Tabla de Contenidos
In calculating the standard deviation, two situations must be considered: the standard deviation of a population or a set of values, and the standard deviation of a sample.
Let us remember, before advancing in the two definitions, that the standard deviation σ is a parameter that allows evaluating the dispersion of a set of values . If the average of a set of values is calculated, the standard deviation evaluates the difference of the values in the set from the average. And the average of a set of n values is defined as the sum of all of them divided by the number of n values . The general formula used to calculate the standard deviation σ is shown below; consists of subtracting from each value of the set that we analyze, that we note with the subscript i, the average of all values; we square each of these differences and add them; We divide the result by the number of values in the set minus 1, and calculate the square root of this value.
Although both definitions of standard deviation assess variability, there are conceptual differences between calculating on a population and on a sample. The difference has to do with the distinction between a statistical variable and a mathematical parameter. If data is collected from all members of a population or a defined data set is studied, this is the calculation of the standard deviation of a population. If you are analyzing data that represents a sample from a larger population, it is the calculation of the standard deviation of a sample. The figure below graphically illustrates the difference. The standard deviation of a population is a mathematical parameter with a definite value; The standard deviation of a sample is a statistical parameter that evaluates a set of data whose result is projected onto a larger set. This evaluation depends on the sample, it is not a definite value, as it is in the case of a population.
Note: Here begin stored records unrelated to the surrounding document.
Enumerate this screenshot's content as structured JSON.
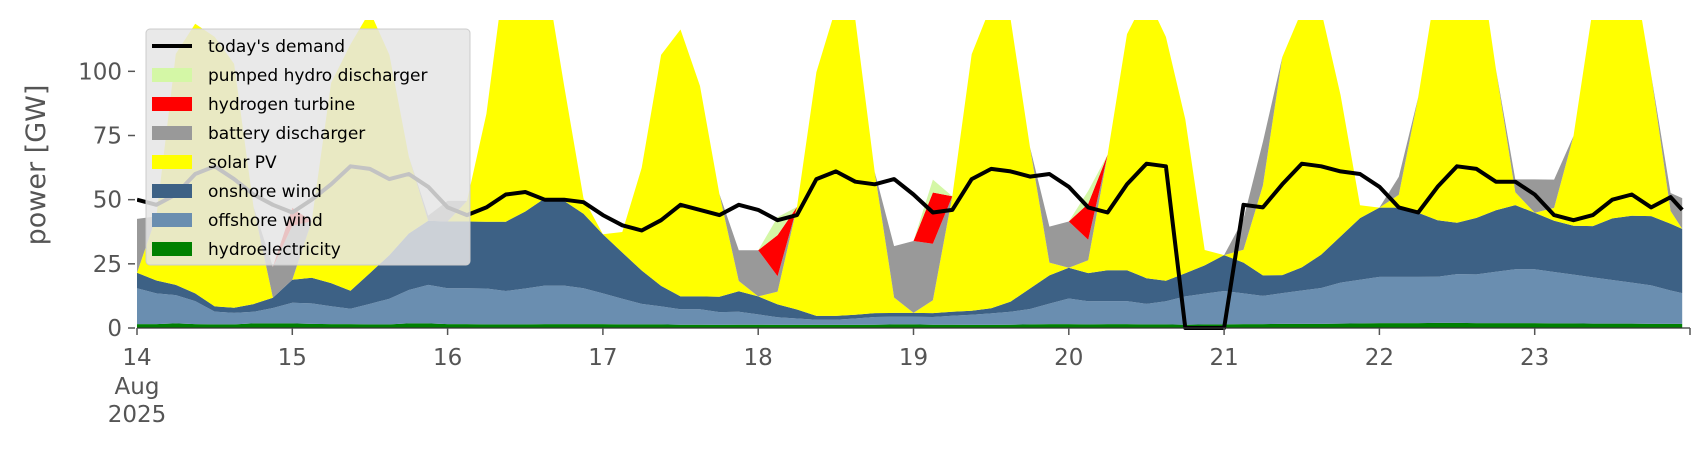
{
  "chart_data": {
    "type": "area",
    "title": "",
    "xlabel": "",
    "ylabel": "power [GW]",
    "xlim": [
      14,
      24
    ],
    "ylim": [
      0,
      120
    ],
    "yticks": [
      0,
      25,
      50,
      75,
      100
    ],
    "x_tick_labels": [
      "14",
      "15",
      "16",
      "17",
      "18",
      "19",
      "20",
      "21",
      "22",
      "23"
    ],
    "x_tick_sub_labels": [
      "Aug",
      "2025"
    ],
    "legend_position": "top-left",
    "grid": false,
    "colors": {
      "hydroelectricity": "#008000",
      "offshore_wind": "#6a8eb0",
      "onshore_wind": "#3d6185",
      "solar_pv": "#ffff00",
      "battery_discharger": "#999999",
      "hydrogen_turbine": "#ff0000",
      "pumped_hydro_discharger": "#d4f7a6",
      "demand": "#000000"
    },
    "legend": [
      {
        "name": "today's demand",
        "kind": "line",
        "color": "#000000"
      },
      {
        "name": "pumped hydro discharger",
        "kind": "patch",
        "color": "#d4f7a6"
      },
      {
        "name": "hydrogen turbine",
        "kind": "patch",
        "color": "#ff0000"
      },
      {
        "name": "battery discharger",
        "kind": "patch",
        "color": "#999999"
      },
      {
        "name": "solar PV",
        "kind": "patch",
        "color": "#ffff00"
      },
      {
        "name": "onshore wind",
        "kind": "patch",
        "color": "#3d6185"
      },
      {
        "name": "offshore wind",
        "kind": "patch",
        "color": "#6a8eb0"
      },
      {
        "name": "hydroelectricity",
        "kind": "patch",
        "color": "#008000"
      }
    ],
    "x": [
      14.0,
      14.125,
      14.25,
      14.375,
      14.5,
      14.625,
      14.75,
      14.875,
      15.0,
      15.125,
      15.25,
      15.375,
      15.5,
      15.625,
      15.75,
      15.875,
      16.0,
      16.125,
      16.25,
      16.375,
      16.5,
      16.625,
      16.75,
      16.875,
      17.0,
      17.125,
      17.25,
      17.375,
      17.5,
      17.625,
      17.75,
      17.875,
      18.0,
      18.125,
      18.25,
      18.375,
      18.5,
      18.625,
      18.75,
      18.875,
      19.0,
      19.125,
      19.25,
      19.375,
      19.5,
      19.625,
      19.75,
      19.875,
      20.0,
      20.125,
      20.25,
      20.375,
      20.5,
      20.625,
      20.75,
      20.875,
      21.0,
      21.125,
      21.25,
      21.375,
      21.5,
      21.625,
      21.75,
      21.875,
      22.0,
      22.125,
      22.25,
      22.375,
      22.5,
      22.625,
      22.75,
      22.875,
      23.0,
      23.125,
      23.25,
      23.375,
      23.5,
      23.625,
      23.75,
      23.875,
      23.95
    ],
    "series": [
      {
        "name": "hydroelectricity",
        "values": [
          1.5,
          1.5,
          1.8,
          1.5,
          1.4,
          1.4,
          1.8,
          1.8,
          1.8,
          1.6,
          1.5,
          1.5,
          1.4,
          1.4,
          1.8,
          1.8,
          1.5,
          1.5,
          1.4,
          1.4,
          1.4,
          1.5,
          1.5,
          1.5,
          1.5,
          1.4,
          1.4,
          1.4,
          1.3,
          1.3,
          1.2,
          1.3,
          1.3,
          1.2,
          1.2,
          1.2,
          1.2,
          1.2,
          1.3,
          1.4,
          1.4,
          1.3,
          1.3,
          1.2,
          1.2,
          1.3,
          1.4,
          1.5,
          1.5,
          1.4,
          1.5,
          1.5,
          1.4,
          1.4,
          1.3,
          1.4,
          1.4,
          1.5,
          1.5,
          1.6,
          1.6,
          1.6,
          1.7,
          1.8,
          1.9,
          1.9,
          1.9,
          2.0,
          2.0,
          1.9,
          1.9,
          1.9,
          1.9,
          1.8,
          1.8,
          1.7,
          1.7,
          1.7,
          1.6,
          1.6,
          1.6
        ]
      },
      {
        "name": "offshore wind",
        "values": [
          14,
          12,
          11,
          9,
          5,
          4.5,
          4.5,
          6,
          8,
          8,
          7,
          6,
          8,
          10,
          13,
          15,
          14,
          14,
          14,
          13,
          14,
          15,
          15,
          14,
          12,
          10,
          8,
          7,
          6,
          6,
          5,
          5,
          4,
          3,
          2.5,
          2,
          2,
          2.5,
          3,
          3,
          3,
          3,
          3.5,
          4,
          4.5,
          5,
          6,
          8,
          10,
          9,
          9,
          9,
          8,
          9,
          11,
          12,
          13,
          12,
          11,
          12,
          13,
          14,
          16,
          17,
          18,
          18,
          18,
          18,
          19,
          19,
          20,
          21,
          21,
          20,
          19,
          18,
          17,
          16,
          15,
          13,
          12
        ]
      },
      {
        "name": "onshore wind",
        "values": [
          6,
          5,
          4,
          3,
          2,
          2,
          3,
          4,
          9,
          10,
          9,
          7,
          12,
          17,
          22,
          25,
          26,
          26,
          26,
          27,
          30,
          34,
          33,
          29,
          23,
          18,
          13,
          8,
          5,
          5,
          6,
          8,
          7,
          5,
          3.5,
          1.5,
          1.5,
          1.5,
          1.5,
          1.5,
          1.5,
          1.5,
          1.5,
          1.5,
          2,
          4,
          8,
          11,
          12,
          11,
          12,
          12,
          10,
          8,
          9,
          11,
          14,
          12,
          8,
          7,
          9,
          13,
          18,
          24,
          27,
          27,
          25,
          22,
          20,
          22,
          24,
          25,
          22,
          20,
          19,
          20,
          24,
          26,
          27,
          26,
          25
        ]
      },
      {
        "name": "solar PV",
        "values": [
          0,
          25,
          90,
          105,
          105,
          95,
          38,
          0,
          0,
          22,
          78,
          96,
          102,
          78,
          30,
          0,
          0,
          8,
          42,
          100,
          115,
          90,
          45,
          6,
          0,
          8,
          40,
          90,
          104,
          82,
          40,
          4,
          0,
          5,
          40,
          95,
          120,
          115,
          55,
          6,
          0,
          5,
          45,
          100,
          118,
          110,
          55,
          5,
          0,
          5,
          45,
          92,
          110,
          95,
          60,
          6,
          0,
          5,
          35,
          85,
          100,
          95,
          55,
          5,
          0,
          5,
          45,
          95,
          118,
          110,
          55,
          5,
          0,
          5,
          35,
          85,
          105,
          100,
          55,
          5,
          0
        ]
      },
      {
        "name": "battery discharger",
        "values": [
          21,
          0,
          0,
          0,
          0,
          0,
          0,
          12,
          21,
          0,
          0,
          0,
          0,
          0,
          0,
          2,
          8,
          0,
          0,
          0,
          0,
          0,
          0,
          0,
          0,
          0,
          0,
          0,
          0,
          0,
          0,
          12,
          18,
          6,
          0,
          0,
          0,
          0,
          0,
          20,
          28,
          22,
          0,
          0,
          0,
          0,
          0,
          14,
          18,
          8,
          0,
          0,
          0,
          0,
          0,
          0,
          0,
          12,
          17,
          0,
          0,
          0,
          0,
          0,
          0,
          7,
          0,
          0,
          0,
          0,
          0,
          5,
          13,
          11,
          0,
          0,
          0,
          0,
          0,
          7,
          12
        ]
      },
      {
        "name": "hydrogen turbine",
        "values": [
          0,
          0,
          0,
          0,
          0,
          0,
          0,
          0,
          7,
          0,
          0,
          0,
          0,
          0,
          0,
          0,
          0,
          0,
          0,
          0,
          0,
          0,
          0,
          0,
          0,
          0,
          0,
          0,
          0,
          0,
          0,
          0,
          0,
          16,
          0,
          0,
          0,
          0,
          0,
          0,
          0,
          20,
          0,
          0,
          0,
          0,
          0,
          0,
          0,
          14,
          0,
          0,
          0,
          0,
          0,
          0,
          0,
          0,
          0,
          0,
          0,
          0,
          0,
          0,
          0,
          0,
          0,
          0,
          0,
          0,
          0,
          0,
          0,
          0,
          0,
          0,
          0,
          0,
          0,
          0,
          0
        ]
      },
      {
        "name": "pumped hydro discharger",
        "values": [
          0,
          0,
          0,
          0,
          0,
          0,
          0,
          0,
          0,
          0,
          0,
          0,
          0,
          0,
          0,
          0,
          0,
          0,
          0,
          0,
          0,
          0,
          0,
          0,
          0,
          0,
          0,
          0,
          0,
          0,
          0,
          0,
          0,
          7,
          0,
          0,
          0,
          0,
          0,
          0,
          0,
          5,
          0,
          0,
          0,
          0,
          0,
          0,
          0,
          5,
          0,
          0,
          0,
          0,
          0,
          0,
          0,
          0,
          0,
          0,
          0,
          0,
          0,
          0,
          0,
          0,
          0,
          0,
          0,
          0,
          0,
          0,
          0,
          0,
          0,
          0,
          0,
          0,
          0,
          0,
          0
        ]
      },
      {
        "name": "today's demand",
        "values": [
          50,
          48,
          52,
          60,
          63,
          58,
          52,
          48,
          45,
          50,
          56,
          63,
          62,
          58,
          60,
          55,
          47,
          44,
          47,
          52,
          53,
          50,
          50,
          49,
          44,
          40,
          38,
          42,
          48,
          46,
          44,
          48,
          46,
          42,
          44,
          58,
          61,
          57,
          56,
          58,
          52,
          45,
          46,
          58,
          62,
          61,
          59,
          60,
          55,
          47,
          45,
          56,
          64,
          63,
          0,
          0,
          0,
          48,
          47,
          56,
          64,
          63,
          61,
          60,
          55,
          47,
          45,
          55,
          63,
          62,
          57,
          57,
          52,
          44,
          42,
          44,
          50,
          52,
          47,
          51,
          46
        ]
      }
    ]
  }
}
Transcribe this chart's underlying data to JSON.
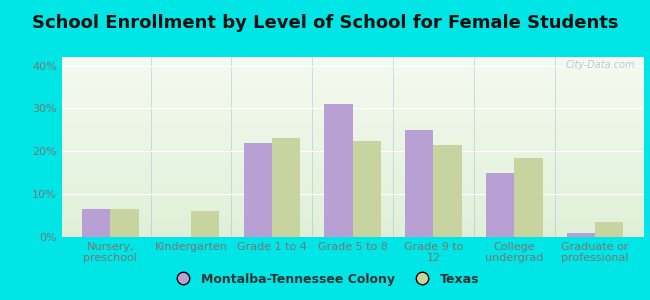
{
  "title": "School Enrollment by Level of School for Female Students",
  "categories": [
    "Nursery,\npreschool",
    "Kindergarten",
    "Grade 1 to 4",
    "Grade 5 to 8",
    "Grade 9 to\n12",
    "College\nundergrad",
    "Graduate or\nprofessional"
  ],
  "montalba": [
    6.5,
    0,
    22,
    31,
    25,
    15,
    1
  ],
  "texas": [
    6.5,
    6,
    23,
    22.5,
    21.5,
    18.5,
    3.5
  ],
  "montalba_color": "#b89fd4",
  "texas_color": "#c8d4a0",
  "bar_width": 0.35,
  "ylim_max": 42,
  "yticks": [
    0,
    10,
    20,
    30,
    40
  ],
  "ytick_labels": [
    "0%",
    "10%",
    "20%",
    "30%",
    "40%"
  ],
  "bg_color": "#00e5e5",
  "plot_bg_gradient_top": "#f5faf0",
  "plot_bg_gradient_bottom": "#dff0d8",
  "legend_labels": [
    "Montalba-Tennessee Colony",
    "Texas"
  ],
  "title_fontsize": 13,
  "tick_fontsize": 8,
  "legend_fontsize": 9,
  "watermark": "City-Data.com",
  "tick_color": "#777777",
  "title_color": "#111111",
  "separator_color": "#88aacc",
  "gridline_color": "#ffffff"
}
Qualitatively the difference in definition implies a slightly different calculation; In the case of the standard deviation of a sample, the difference between each value and the squared average is divided by the number of values minus 1 ( n – 1), as shown in the previous formula. In the case of the standard deviation of a population it is divided by n .
Example
Let’s see an example to fix ideas. Let’s take a set of values and calculate the standard deviation according to the two definitions. The group is as follows, and contains 5 values ( n = 5), which are as follows:
1, 2, 4, 5, 8
The average of these values has the following expression
(1 + 2 + 4 + 5 + 8)/5 = 20/5 = 4
The differences of each value and the average squared are represented with the following sequence
(1 – 4) 2 = 9
(2 – 4) 2 = 4
(4 – 4) 2 = 0
(5 – 4) 2 = 1
(8 – 4) 2 = 16
The sum of the five values is 30.
In the case of calculating the standard deviation of the population, this value must be divided by n , 5 in this example and the result is 6 . In the case of the standard deviation of the sample it is necessary to divide between n – 1; 4 in this case and the result is 7.5 . To complete the calculation we must obtain the square root; approximately 2.4495 if it were a population, and approximately 2.7386 if it were a sample.
Fountain
Yadolah Dodge. The Concise Encyclopaedia of Statistics . New York: Springer, 2010.